The Book is A Tale Dark and Grimm by Adam Gidwitz and yes, it’s a salute to the Brothers Grimm.   As the narrator points out, fairytales these days have no resemblance to their dark and lovely ancestors once published by the Brothers Grimm.   Somebody else retold the story (and changed a few things) then someone else repeated the procedure, ad nauseum, ad infinitum until Disney got ahold of it and really turned the tale into literary pablum.   A shot of boredom, straight to the solar plexus and our current youngest readers nod off wondering why anyone bothered about Snow White and Rose Red in the first place.  The narrator here promises he’s excavated the real story of Hansel and Gretel and he’s willing to share it with you but as the story progresses, he keeps saying to get the kids out of the room.

Will you?

My sis (who knows about such things) turned me on to this tale and I’ll bet the next  mortgage payment that when she reads this warning aloud to her students they all shout her down and demand she keep on with the story.  I would.   First off, the the story is funny, laugh-out-loud funny in places.  In what other tale would Hansel sniff himself baking in the oven (Yup, in this version the kid spends time in the RadarRange) and think, “Oh no! I’m cooking!  And I smell delicious!”
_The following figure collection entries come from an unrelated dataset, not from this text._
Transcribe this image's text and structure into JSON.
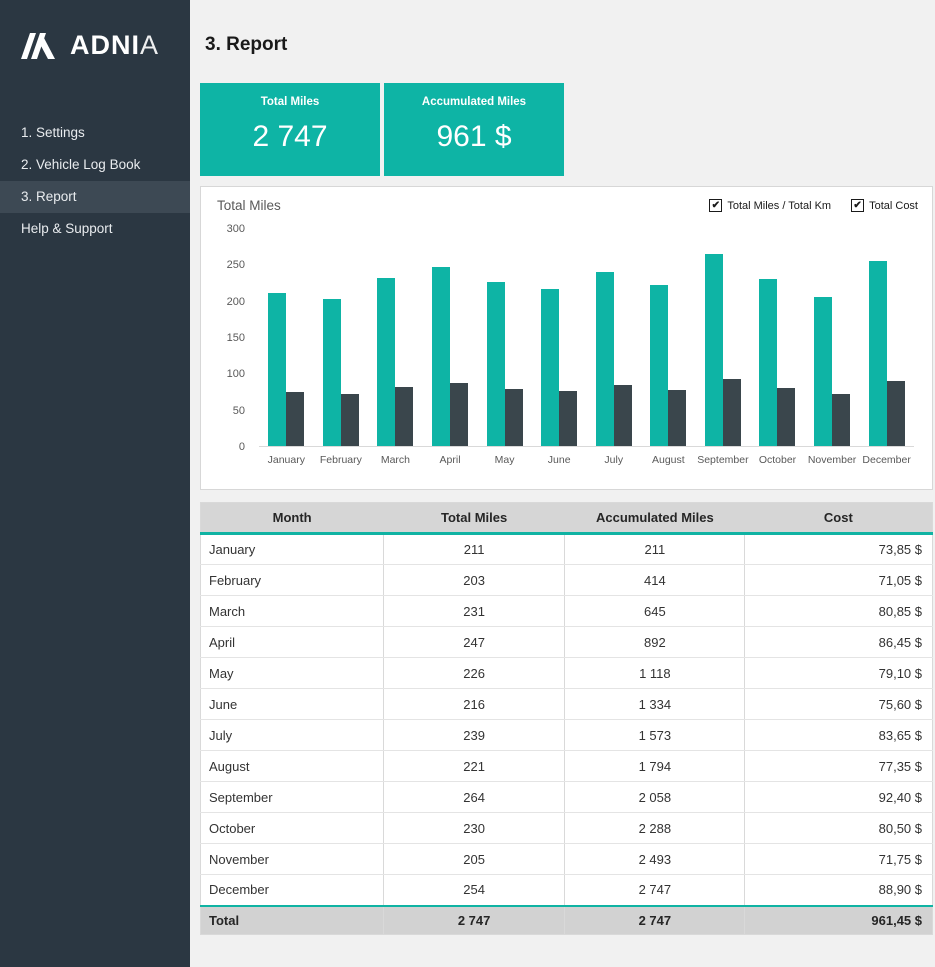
{
  "brand": {
    "icon": "adnia-logo",
    "bold": "ADNI",
    "light": "A"
  },
  "sidebar": {
    "items": [
      {
        "label": "1. Settings",
        "active": false
      },
      {
        "label": "2. Vehicle Log Book",
        "active": false
      },
      {
        "label": "3. Report",
        "active": true
      },
      {
        "label": "Help & Support",
        "active": false
      }
    ]
  },
  "header": {
    "title": "3. Report"
  },
  "cards": [
    {
      "label": "Total Miles",
      "value": "2 747"
    },
    {
      "label": "Accumulated Miles",
      "value": "961 $"
    }
  ],
  "icons": {
    "checkmark": "✔"
  },
  "chart": {
    "title": "Total Miles",
    "legend": [
      {
        "label": "Total Miles / Total Km",
        "checked": true
      },
      {
        "label": "Total Cost",
        "checked": true
      }
    ]
  },
  "chart_data": {
    "type": "bar",
    "title": "Total Miles",
    "categories": [
      "January",
      "February",
      "March",
      "April",
      "May",
      "June",
      "July",
      "August",
      "September",
      "October",
      "November",
      "December"
    ],
    "series": [
      {
        "name": "Total Miles / Total Km",
        "color": "#0eb4a5",
        "values": [
          211,
          203,
          231,
          247,
          226,
          216,
          239,
          221,
          264,
          230,
          205,
          254
        ]
      },
      {
        "name": "Total Cost",
        "color": "#3a464c",
        "values": [
          73.85,
          71.05,
          80.85,
          86.45,
          79.1,
          75.6,
          83.65,
          77.35,
          92.4,
          80.5,
          71.75,
          88.9
        ]
      }
    ],
    "xlabel": "",
    "ylabel": "",
    "ylim": [
      0,
      300
    ],
    "ytick_step": 50,
    "grid": false,
    "legend_position": "top-right"
  },
  "table": {
    "columns": [
      "Month",
      "Total Miles",
      "Accumulated Miles",
      "Cost"
    ],
    "rows": [
      [
        "January",
        "211",
        "211",
        "73,85 $"
      ],
      [
        "February",
        "203",
        "414",
        "71,05 $"
      ],
      [
        "March",
        "231",
        "645",
        "80,85 $"
      ],
      [
        "April",
        "247",
        "892",
        "86,45 $"
      ],
      [
        "May",
        "226",
        "1 118",
        "79,10 $"
      ],
      [
        "June",
        "216",
        "1 334",
        "75,60 $"
      ],
      [
        "July",
        "239",
        "1 573",
        "83,65 $"
      ],
      [
        "August",
        "221",
        "1 794",
        "77,35 $"
      ],
      [
        "September",
        "264",
        "2 058",
        "92,40 $"
      ],
      [
        "October",
        "230",
        "2 288",
        "80,50 $"
      ],
      [
        "November",
        "205",
        "2 493",
        "71,75 $"
      ],
      [
        "December",
        "254",
        "2 747",
        "88,90 $"
      ]
    ],
    "total": [
      "Total",
      "2 747",
      "2 747",
      "961,45 $"
    ]
  },
  "colors": {
    "accent_teal": "#0eb4a5",
    "dark_bar": "#3a464c",
    "sidebar_bg": "#2b3742",
    "sidebar_active_bg": "#3d4954",
    "main_bg": "#f1f1f1"
  }
}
You shouldn’t worry about Hansel.  He’s not really baking.  Not yet.

The story is a combination of wide-eyed fairy tale mixed with enough anachronistic humor to keep the adults grinning (my favorite supporting characters are three ravens who comment on the scene and finish each others’ sentences like Tweedledum and Tweedledee) and underneath it all a wonderful story about the mistakes everybody makes and how everyone needs love, forgiveness and understanding, parents included.  (Understanding here is so much more than comprehension and empathy.  This version says understanding means, I will literally stand under you and bear your cares and burdens like they were my own.   That’s more than empathy, that’s love.)  It’s an overwhelming book and the only warning I would give prospective parents is read the thing yourself first so you will know what’s coming and where you’ll want to take a breath when you read this thing out loud.  Because you will want to read it out loud.  The prose begs to be read out loud.  And listeners will love it when you do.

The best news is that A Tale Dark and Grimm is only the first of a series and while I can’t recommend those yet (I haven’t read them yet and I haven’t trusted an author on sequels since  Lemony Snicket) I will be reading them to see if the magic holds up.  In the meantime, does anyone have a batch of kids that need reading aloud to?  There’s a book I really want to share.